J’ai marché dans les rues de Gaza, des rues remplies d’un soleil aveuglant. Elles m'ont dit que Nadia avait perdu sa jambe en se jetant sur ses petits frères et sœurs pour les protéger des bombes et des flammes qui avaient lancé leurs griffes sur la maison. Nadia aurait pu se sauver, elle aurait pu s'enfuir, sauver sa jambe. Mais elle ne l'a pas fait.

Pourquoi ?

Non, mon ami, je ne viendrai pas à Sacramento et je ne regrette rien. Non, et je ne terminerai pas non plus ce que nous avons commencé ensemble dans notre enfance.
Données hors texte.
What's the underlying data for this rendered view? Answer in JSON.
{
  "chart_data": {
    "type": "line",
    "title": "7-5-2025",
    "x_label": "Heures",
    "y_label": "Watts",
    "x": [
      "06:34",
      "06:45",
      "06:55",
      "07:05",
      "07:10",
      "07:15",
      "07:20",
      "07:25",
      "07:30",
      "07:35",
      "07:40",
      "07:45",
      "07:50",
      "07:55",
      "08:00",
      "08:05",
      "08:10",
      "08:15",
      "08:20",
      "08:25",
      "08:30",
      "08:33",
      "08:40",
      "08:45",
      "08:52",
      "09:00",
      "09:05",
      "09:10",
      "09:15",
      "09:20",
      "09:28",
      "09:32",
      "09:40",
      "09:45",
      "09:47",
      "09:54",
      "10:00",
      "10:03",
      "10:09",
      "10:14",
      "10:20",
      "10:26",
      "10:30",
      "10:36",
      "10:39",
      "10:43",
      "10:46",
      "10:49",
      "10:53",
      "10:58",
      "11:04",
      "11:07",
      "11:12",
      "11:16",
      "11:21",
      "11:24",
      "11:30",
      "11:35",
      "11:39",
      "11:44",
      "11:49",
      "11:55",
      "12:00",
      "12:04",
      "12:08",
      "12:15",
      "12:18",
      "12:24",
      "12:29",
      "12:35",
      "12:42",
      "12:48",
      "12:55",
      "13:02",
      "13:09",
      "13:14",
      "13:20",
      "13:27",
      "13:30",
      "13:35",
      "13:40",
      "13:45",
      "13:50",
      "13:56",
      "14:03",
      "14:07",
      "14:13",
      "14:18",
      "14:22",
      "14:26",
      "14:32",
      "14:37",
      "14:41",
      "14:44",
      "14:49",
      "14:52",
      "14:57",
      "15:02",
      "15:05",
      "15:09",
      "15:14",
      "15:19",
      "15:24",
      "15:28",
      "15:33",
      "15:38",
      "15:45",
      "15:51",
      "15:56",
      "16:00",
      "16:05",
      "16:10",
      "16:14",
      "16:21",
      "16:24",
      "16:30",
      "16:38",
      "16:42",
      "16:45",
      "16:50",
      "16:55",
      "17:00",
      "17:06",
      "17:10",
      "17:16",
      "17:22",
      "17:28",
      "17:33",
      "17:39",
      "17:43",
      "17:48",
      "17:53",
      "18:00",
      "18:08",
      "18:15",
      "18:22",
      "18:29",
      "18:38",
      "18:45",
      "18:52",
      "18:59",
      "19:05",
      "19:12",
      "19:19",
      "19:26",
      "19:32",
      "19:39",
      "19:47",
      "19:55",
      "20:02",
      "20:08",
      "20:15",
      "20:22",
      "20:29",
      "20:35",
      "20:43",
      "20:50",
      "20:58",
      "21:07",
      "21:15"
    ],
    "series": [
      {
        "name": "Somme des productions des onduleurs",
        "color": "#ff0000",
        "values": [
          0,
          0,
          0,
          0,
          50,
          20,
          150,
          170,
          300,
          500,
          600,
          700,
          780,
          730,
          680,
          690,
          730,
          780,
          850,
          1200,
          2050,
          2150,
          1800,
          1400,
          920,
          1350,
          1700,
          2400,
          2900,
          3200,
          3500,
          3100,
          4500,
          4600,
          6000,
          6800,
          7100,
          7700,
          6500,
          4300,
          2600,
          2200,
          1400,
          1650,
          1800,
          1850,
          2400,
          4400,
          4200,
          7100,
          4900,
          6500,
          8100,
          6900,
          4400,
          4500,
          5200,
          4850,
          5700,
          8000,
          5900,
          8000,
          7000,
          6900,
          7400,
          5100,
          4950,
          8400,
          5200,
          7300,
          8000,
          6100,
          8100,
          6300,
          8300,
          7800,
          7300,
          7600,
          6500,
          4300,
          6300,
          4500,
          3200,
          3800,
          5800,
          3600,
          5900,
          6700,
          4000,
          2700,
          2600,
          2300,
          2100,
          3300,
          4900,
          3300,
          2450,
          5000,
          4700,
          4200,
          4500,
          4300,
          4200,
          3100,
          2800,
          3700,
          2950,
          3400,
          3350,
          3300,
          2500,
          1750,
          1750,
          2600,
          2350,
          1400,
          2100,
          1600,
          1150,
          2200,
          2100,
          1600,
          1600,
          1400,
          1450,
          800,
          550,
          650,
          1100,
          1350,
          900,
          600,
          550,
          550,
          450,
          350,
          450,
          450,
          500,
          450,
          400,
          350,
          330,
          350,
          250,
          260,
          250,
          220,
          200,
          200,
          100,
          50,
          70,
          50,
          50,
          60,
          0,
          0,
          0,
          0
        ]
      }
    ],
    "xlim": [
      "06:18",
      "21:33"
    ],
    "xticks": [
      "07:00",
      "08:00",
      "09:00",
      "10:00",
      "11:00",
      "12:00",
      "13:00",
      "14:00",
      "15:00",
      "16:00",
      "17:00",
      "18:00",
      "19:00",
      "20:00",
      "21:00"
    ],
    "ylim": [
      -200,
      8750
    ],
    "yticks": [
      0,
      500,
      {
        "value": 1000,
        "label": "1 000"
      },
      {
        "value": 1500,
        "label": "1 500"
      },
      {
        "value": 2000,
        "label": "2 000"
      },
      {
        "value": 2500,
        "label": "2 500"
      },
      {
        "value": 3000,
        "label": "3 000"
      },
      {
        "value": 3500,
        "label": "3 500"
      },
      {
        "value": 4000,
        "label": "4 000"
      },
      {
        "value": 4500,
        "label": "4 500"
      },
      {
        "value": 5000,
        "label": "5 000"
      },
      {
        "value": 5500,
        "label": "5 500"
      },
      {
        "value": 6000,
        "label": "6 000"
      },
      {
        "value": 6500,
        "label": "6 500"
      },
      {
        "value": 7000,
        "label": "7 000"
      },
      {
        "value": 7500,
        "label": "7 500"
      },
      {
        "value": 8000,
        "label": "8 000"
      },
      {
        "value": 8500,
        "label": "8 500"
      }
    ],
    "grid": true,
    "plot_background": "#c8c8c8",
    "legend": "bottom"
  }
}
Ce sentiment obscur que tu avais en quittant Gaza, ce petit sentiment doit devenir un géant au plus profond de toi. Il faut qu'il grandisse, il faut le rechercher pour te retrouver, ici parmi les affreux débris de la défaite.

Je ne viendrai pas à toi. Mais toi, reviens nous ! Reviens, pour apprendre de la jambe de Nadia, amputée en haut de la cuisse, ce qu'est la vie et ce que vaut l'existence.

Reviens, mon ami ! Nous t’attendons tous.